U.S. Rep. Frank Wolf, R-District 10, introduced a bill Tuesday that would reduce the troubled airport authority’s board of directors from 13 members to nine, giving Virginia a majority of seats with six. Maryland, the District of Columbia and the federal government would claim the remaining three.
Allen, a Republican, and Kaine, a Democrat, want off this train, supporting the measure in an attempt to distance themselves from continued charges of malfeasance and cronyism plaguing MWAA.
Allen appeared Tuesday at a campaign rally in Loudoun County. Wolf was there, as well. On his website, Allen posted a news release, blaming Kaine for MWAA’s continued problems.
Kaine’s appointment of Dennis Martire is Allen’s favorite target.

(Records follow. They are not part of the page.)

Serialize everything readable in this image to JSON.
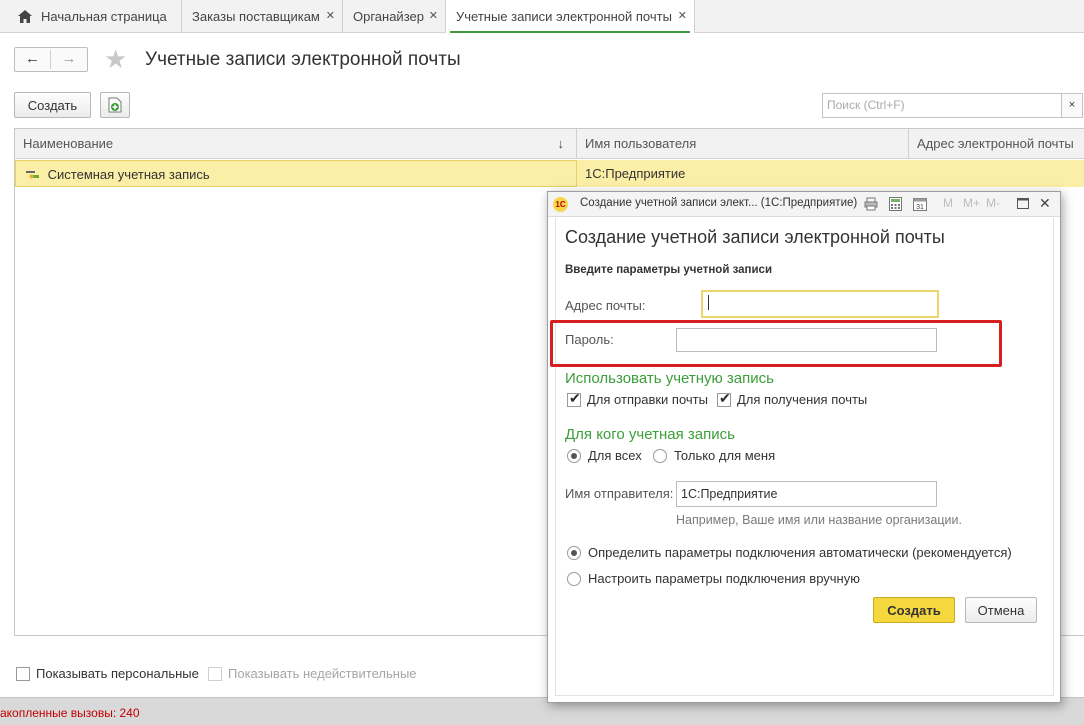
{
  "tabs": [
    {
      "label": "Начальная страница",
      "closable": false,
      "active": false
    },
    {
      "label": "Заказы поставщикам",
      "closable": true,
      "active": false
    },
    {
      "label": "Органайзер",
      "closable": true,
      "active": false
    },
    {
      "label": "Учетные записи электронной почты",
      "closable": true,
      "active": true
    }
  ],
  "icons": {
    "home": "home-icon",
    "back": "←",
    "forward": "→",
    "star": "★",
    "close": "✕",
    "sort_down": "↓"
  },
  "page": {
    "title": "Учетные записи электронной почты"
  },
  "toolbar": {
    "create_label": "Создать",
    "search_placeholder": "Поиск (Ctrl+F)",
    "search_clear": "×"
  },
  "table": {
    "columns": [
      "Наименование",
      "Имя пользователя",
      "Адрес электронной почты"
    ],
    "rows": [
      {
        "name": "Системная учетная запись",
        "user": "1С:Предприятие",
        "email": ""
      }
    ]
  },
  "footer": {
    "show_personal": "Показывать персональные",
    "show_invalid": "Показывать недействительные",
    "status": "акопленные вызовы: 240"
  },
  "dialog": {
    "caption": "Создание учетной записи элект...   (1С:Предприятие)",
    "logo": "1С",
    "toolbar_icons": [
      "M",
      "M+",
      "M-"
    ],
    "heading": "Создание учетной записи электронной почты",
    "subheading": "Введите параметры учетной записи",
    "email_label": "Адрес почты:",
    "email_value": "",
    "password_label": "Пароль:",
    "password_value": "",
    "use_section": "Использовать учетную запись",
    "use_send": "Для отправки почты",
    "use_receive": "Для получения почты",
    "for_whom_section": "Для кого учетная запись",
    "for_all": "Для всех",
    "only_me": "Только для меня",
    "sender_label": "Имя отправителя:",
    "sender_value": "1С:Предприятие",
    "sender_hint": "Например, Ваше имя или название организации.",
    "auto_params": "Определить параметры подключения автоматически (рекомендуется)",
    "manual_params": "Настроить параметры подключения вручную",
    "create_button": "Создать",
    "cancel_button": "Отмена",
    "accent": "#f5d83d",
    "highlight_color": "#d61f1f",
    "section_color": "#3b9e3b"
  }
}
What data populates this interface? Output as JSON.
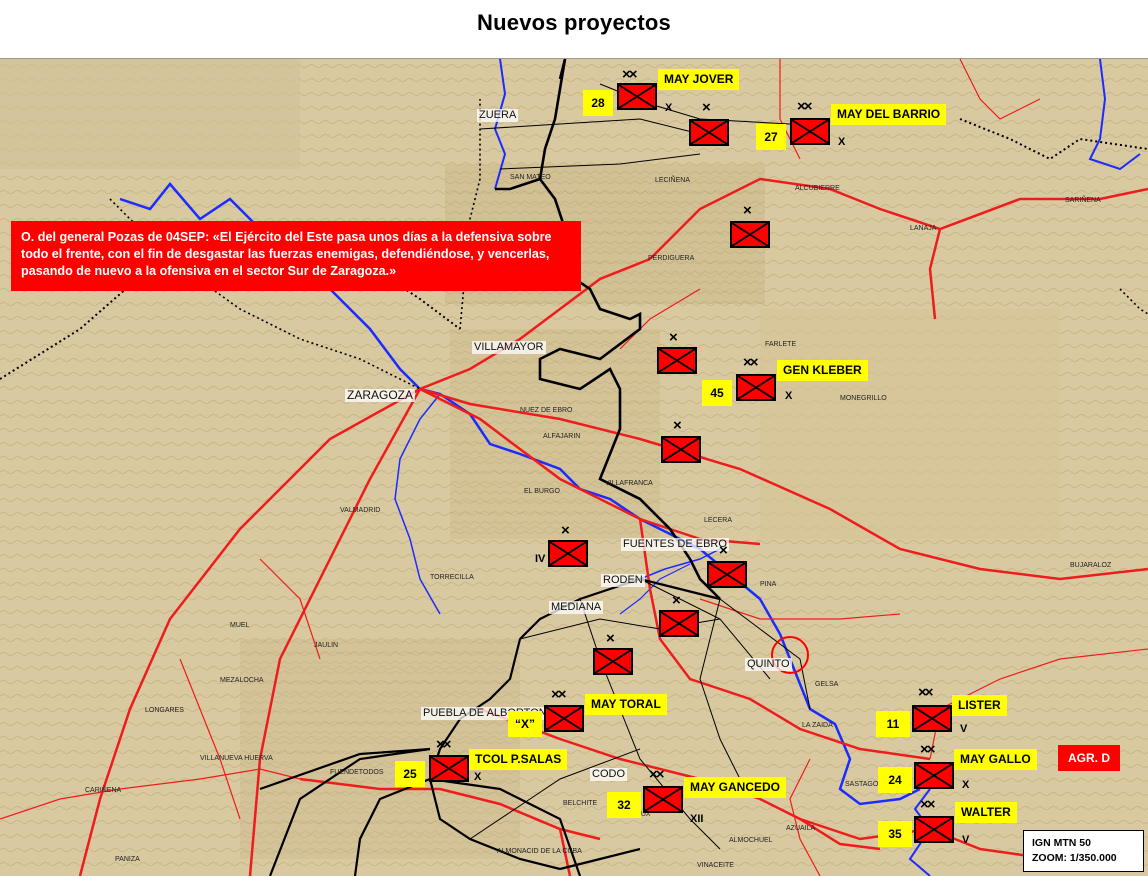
{
  "title": "Nuevos proyectos",
  "order_text": "O. del general Pozas de 04SEP: «El Ejército del Este pasa unos días a la defensiva sobre todo el frente, con el fin de desgastar las fuerzas enemigas, defendiéndose, y vencerlas, pasando de nuevo a la ofensiva en el sector Sur de Zaragoza.»",
  "agrupacion": "AGR. D",
  "scale_box": {
    "line1": "IGN MTN 50",
    "line2": "ZOOM: 1/350.000"
  },
  "colors": {
    "unit_fill": "#ff0000",
    "label_bg": "#ffff00",
    "front_line": "#000000",
    "road": "#ee1c1c",
    "river": "#1a2cff",
    "map_base": "#d8c9a0"
  },
  "icons": {
    "unit_symbol": "infantry-unit-icon",
    "quinto_marker": "circle-marker-icon"
  },
  "units": {
    "u28": {
      "num": "28",
      "echelon": "××",
      "name": "MAY JOVER",
      "size": "X"
    },
    "u27": {
      "num": "27",
      "echelon": "××",
      "name": "MAY DEL BARRIO",
      "size": "X"
    },
    "u45": {
      "num": "45",
      "echelon": "××",
      "name": "GEN KLEBER",
      "size": "X"
    },
    "uX": {
      "num": "“X”",
      "echelon": "××",
      "name": "MAY TORAL"
    },
    "u25": {
      "num": "25",
      "echelon": "××",
      "name": "TCOL P.SALAS",
      "size": "X"
    },
    "u32": {
      "num": "32",
      "echelon": "××",
      "name": "MAY  GANCEDO",
      "size": "XII"
    },
    "u11": {
      "num": "11",
      "echelon": "××",
      "name": "LISTER",
      "size": "V"
    },
    "u24": {
      "num": "24",
      "echelon": "××",
      "name": "MAY GALLO",
      "size": "X"
    },
    "u35": {
      "num": "35",
      "echelon": "××",
      "name": "WALTER",
      "size": "V"
    },
    "b1": {
      "echelon": "×"
    },
    "b2": {
      "echelon": "×"
    },
    "b3": {
      "echelon": "×"
    },
    "b4": {
      "echelon": "×"
    },
    "b5": {
      "echelon": "×",
      "size": "IV"
    },
    "b6": {
      "echelon": "×"
    },
    "b7": {
      "echelon": "×"
    },
    "b8": {
      "echelon": "×"
    }
  },
  "towns": {
    "zaragoza": "ZARAGOZA",
    "villamayor": "VILLAMAYOR",
    "fuentes": "FUENTES DE EBRO",
    "quinto": "QUINTO",
    "zuera": "ZUERA",
    "puebla": "PUEBLA DE ALBORTON",
    "codo": "CODO",
    "roden": "RODEN",
    "mediana": "MEDIANA"
  },
  "places": [
    "SAN MATEO",
    "LECIÑENA",
    "PERDIGUERA",
    "FARLETE",
    "MONEGRILLO",
    "ALCUBIERRE",
    "LANAJA",
    "SARIÑENA",
    "ALFAJARIN",
    "NUEZ DE EBRO",
    "VILLAFRANCA",
    "EL BURGO",
    "TORRECILLA",
    "JAULIN",
    "MEZALOCHA",
    "VILLANUEVA HUERVA",
    "LONGARES",
    "CARIÑENA",
    "PANIZA",
    "BELCHITE",
    "ALMONACID DE LA CUBA",
    "VINACEITE",
    "LETUX",
    "AZUAILA",
    "SASTAGO",
    "VALMADRID",
    "FUENDETODOS",
    "MUEL",
    "JAULIN",
    "PINA",
    "GELSA",
    "BUJARALOZ",
    "ALMOCHUEL",
    "LA ZAIDA",
    "CODO",
    "LECERA"
  ]
}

Martire is an organized labor official ousted from the board by Gov. Bob McDonnell, who cited expensive business trips and Martire’s advocacy of union-backed labor agreements for the $6 billion Silver Line Metro project.
“It was Tim Kaine’s appointees to MWAA who advanced Project Labor Agreements that ‘stack the deck’ in favor of union bosses and discriminate against 96 percent of Virginia workers who have chosen not to join a union,” Allen’s release said.

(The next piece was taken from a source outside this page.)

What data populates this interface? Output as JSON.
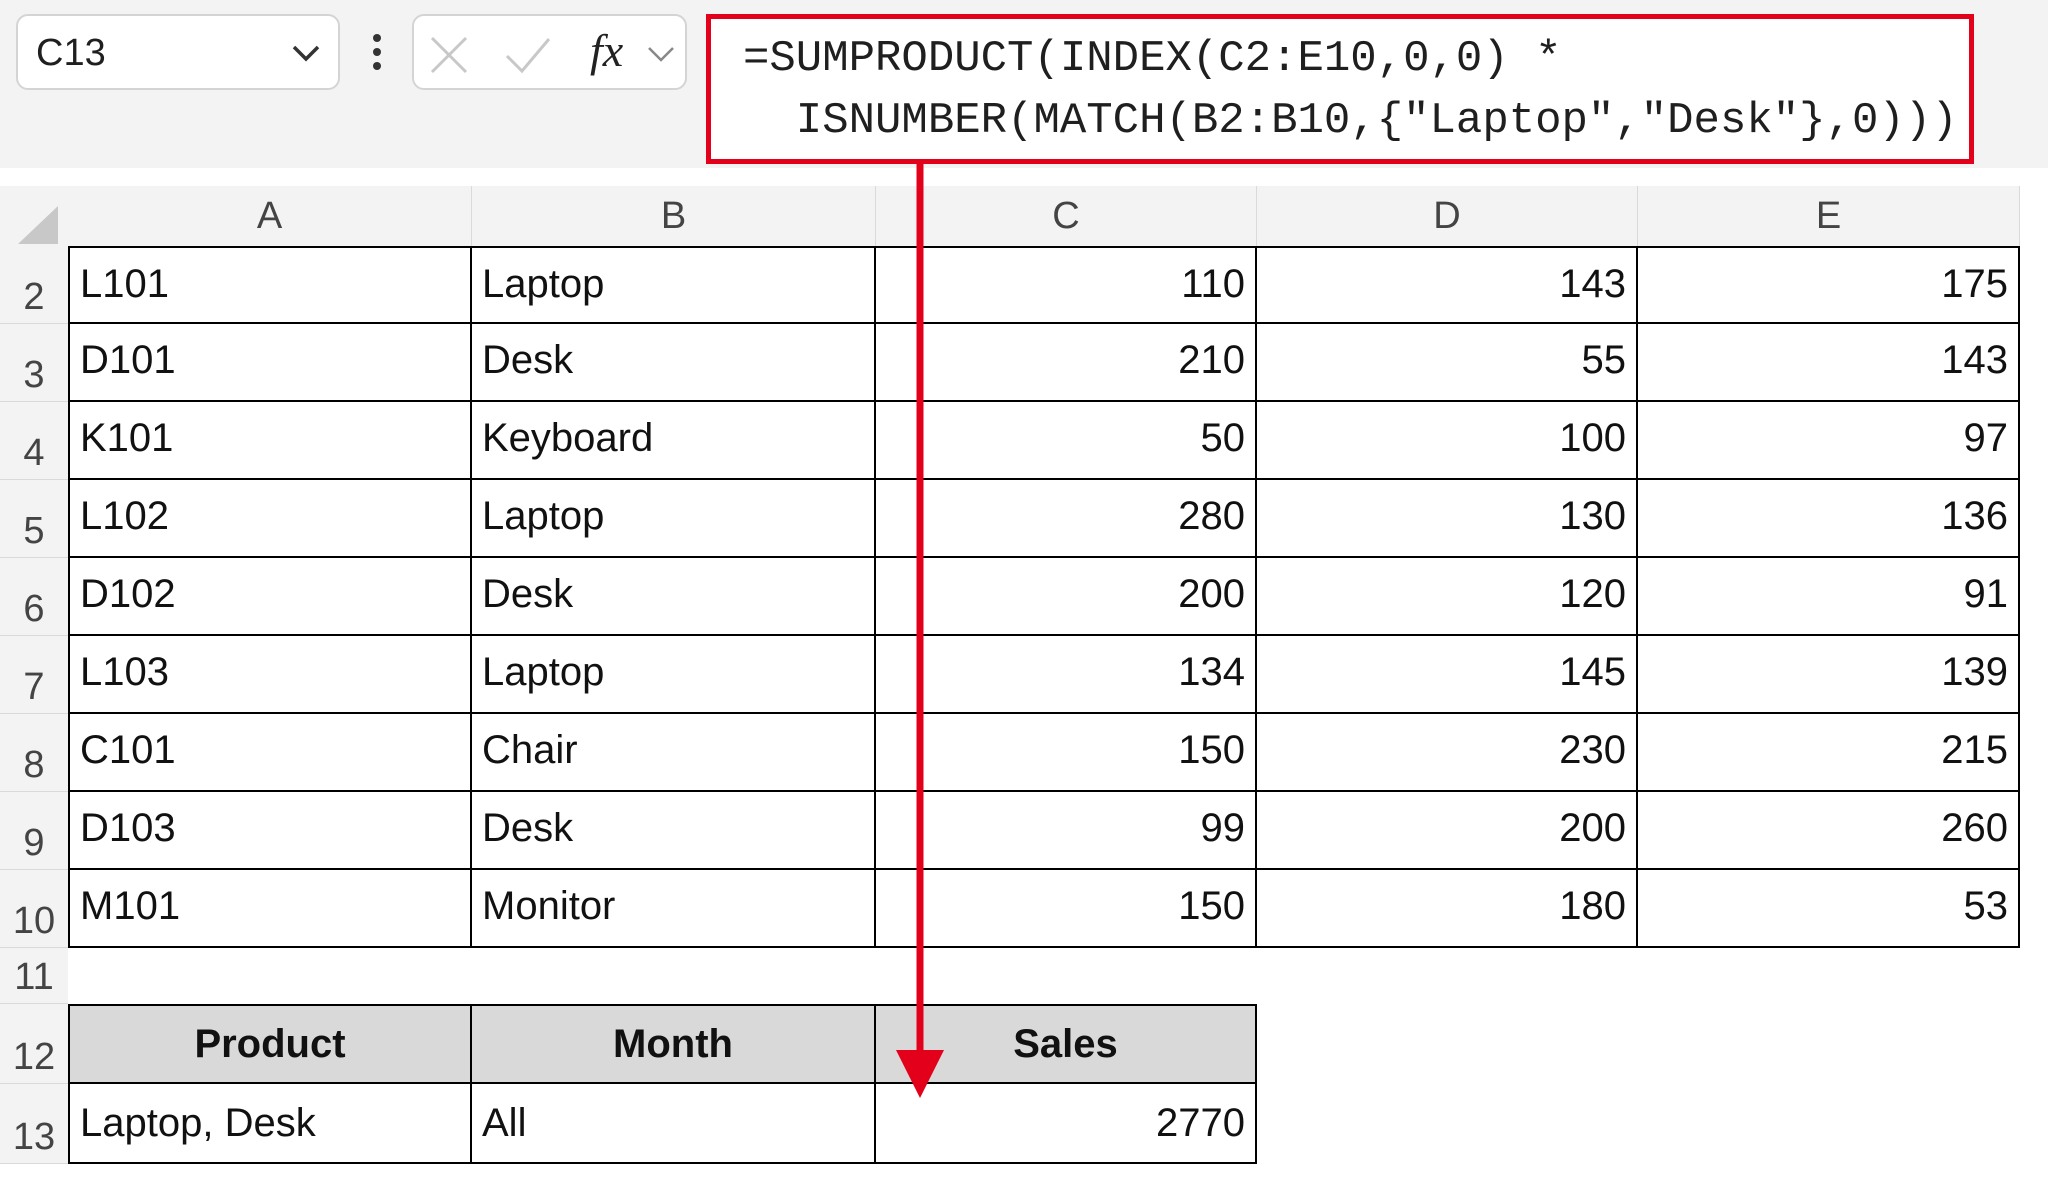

Martire is suing to remain on the board, which Allen called a waste of taxpayers’ money.
The former senator and governor is critical of Kaine’s decision to turn control of the Dulles Toll Road over to MWAA, a decision Kaine and Wolf supported.
Kaine said in a statement that Wolf’s plan “makes good sense” and promised, if elected, to clean up the MWAA mess.
“”It’s been disappointing to read stories about MWAA board activities,” he said. “These sideshows make it more difficult for the professional staff to do the job of operating the airports and completing the critical extension of the Silver Line to Dulles and Loudoun.”
Quentin Kidd, director of the Judy Ford Wason Center for Public Policy at Christopher Newport University in Newport News, said that with the poll numbers so tight, the candidates are jumping on any issue they think will give them a bump, regardless if it contradicts their previous positions.
“Both guys have dirty hands in this issue,” he said. “It’s like one is saying, ‘Your hands are dirtier than mine, so you are guiltier than I am.’ I don’t think that is going to get Allen the advantage that he wants.”
Trying to make MWAA a campaign issue is difficult because it is largely seen as a problem for Northern Virginia, not for the rest of the state. Allen wants to amplify its significance for Northern Virginia.
“It would get him some traction in what I call the ‘vote engine’ of the state, Northern Virginia,” Kidd said. “It’s where a third or a fourth of all votes in Virginia come from. If you can get some traction up there, you can do yourself some good, but I don’t think this is the issue that is going to get him any traction up there. People aren’t paying attention to it.“
Geoff Skelley, spokesman for the University of Virginia’s Center for Politics in Charlottesville, said the issue is another example of the finger-pointing that has dogged much of the campaign, but it’s unlikely to have much of a shelf life.
“The big issue is the economy,” he said. “Obviously they can try and tie this into that to some extent, in terms of it being a major transportation project, but I don’t see this being a decisive issue for many voters.”